Kanatlarda kullanılan malzemelere bağlı olarak geri dönüşüm, çöp sahasına atmaktan pahalıya geleceği için maliyet düşündürücü ve caydırıcı olabiliyor. Rüzgar türbinlerinin veya bileşenlerinin bertarafından sorumlu operatör, geri dönüşüm için ödeme yapmayı isteyip istemediklerine karar veriyor. Finlandiya’da öncü geri dönüşüm teknolojisini uyarlamanın ön saflarında gururla yer alan Ilmatar, konuyla ilgili olarak, “Rüzgar türbinleri kullanımdan kaldırıldığında veya bileşenleri değiştirildiğinde, onları geri dönüştürmek için döngüsel ekonomi çözümlerine ihtiyacımız var. Stena Recycling’in çözümü zaten test edildi” açıklamasında bulunuyor.

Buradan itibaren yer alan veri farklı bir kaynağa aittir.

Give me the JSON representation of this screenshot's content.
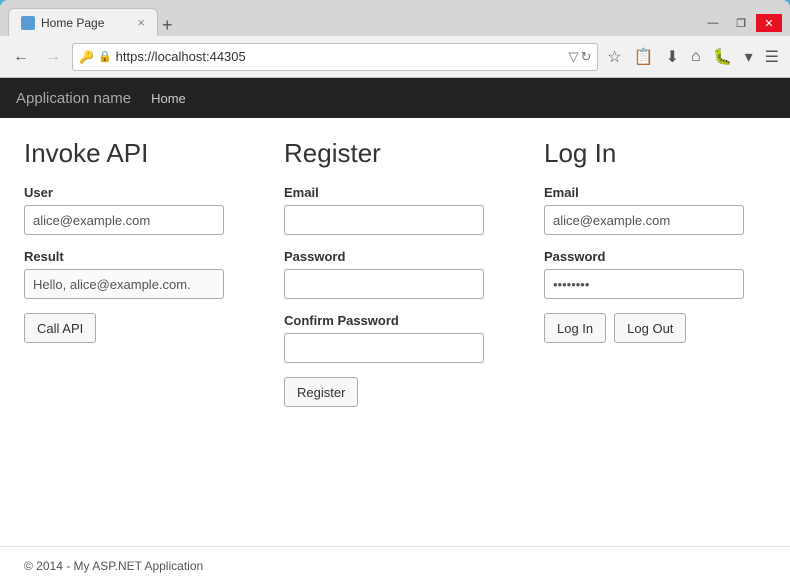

Planlamada geri dönüşüm dikkate alınmalı
Kullanımdan kaldırılan rüzgar türbinlerinden gelen malzemelerin geri dönüştürülmesine ek olarak, daha planlama aşamasında yeniden kullanımın iyileştirilmesi veya rüzgar türbinlerinin geri dönüşüme uygun olarak geliştirilebilme yöntemlerini keşfetmek önem taşıyor. Ancak o zaman, sürdürülebilir kalkınma ilkelerinin en iyi şekilde yerine getirilmesini mümkün olabilir. Stena’nın geri dönüşüm ve malzemeler konusundaki uzmanlığıyla, malzeme kullanımının planlanmasına yönelik iş birliğinin artırılması kendiliğinden ortaya çıkıyor. Stena, geri dönüşüme ek olarak, rüzgar türbini malzeme seçimlerinin geri dönüşüm üzerindeki etkileri ve malzemelerin daha iyi geri dönüştürülme yöntemlerini araştıran grup ile iş birliği yapıyor. Stena’nın yöneticilerinden Tarkka-Partanen, “Birkaç yıl içinde daha da iyi geri dönüşüm çözümleri geliştirdiğimize ve daha düşük maliyetli kanat geri dönüşümünü mümkün hale getirdiğimize inanıyorum. Sektörler arası iş birliği bunda önemli bir rol oynuyor” ifadelerini kullanıyor.
Kapsamlı iş birliği ağı, geri dönüşümü en uygun hale getirir
Döngüsel ekonomide iş birliği anahtardır. Çevre, iklim ve ekonomi uzmanlığı ile tüm değer zincirini idare etmek, başarı için bir ön koşuldur. Stena, rüzgar türbinlerinin yürürlükteki mevzuata uygun ve çevreye duyarlı biçimde güvenli bir şekilde sökülmesini, işlenmesini ve geri dönüştürülmesini sağlayan deneyimli bir geri dönüşümcüdür. Malzemelerin işlenmesi ve geri dönüştürülmesi her zaman bir Stena Geri Dönüşüm tesisinde veya seçkin sertifikalı ortaklarla iş birliği içinde gerçekleştirilir. Şirket, geri dönüşüm sürecinin tüm aşamalarında yer alır ve diğer şeylerin yanı sıra, değerli ham maddelerin geri kazanıldığını, döngüde tutulduğunu ve yeni ürünlerde yeni bir hayat verildiğini belgelemeye yardımcı olur. İş birliğiyle ilgili Tarkka-Partanen, “Bizimle iş birliği yaparak, malzemelerin ve ham maddelerin sürdürülebilir bir şekilde geri dönüştürülmesini ve değerli kaynaklara dönüştürülmesini sağlayabilirsiniz. Döngüsel ekonomiye katkıda bulunmak isteyen herhangi bir şirket için değer zincirinin önemli bir parçasıyız” diyor.
Ilmatar CEO’su Juha Sarsama, “Rüzgar türbini kanatlarının sorumlu biçimde geri dönüşümü, rüzgar enerjisinin sürdürülebilir enerji biçimi olarak önemini daha da ön plana çıkarıyor” diye ekliyor.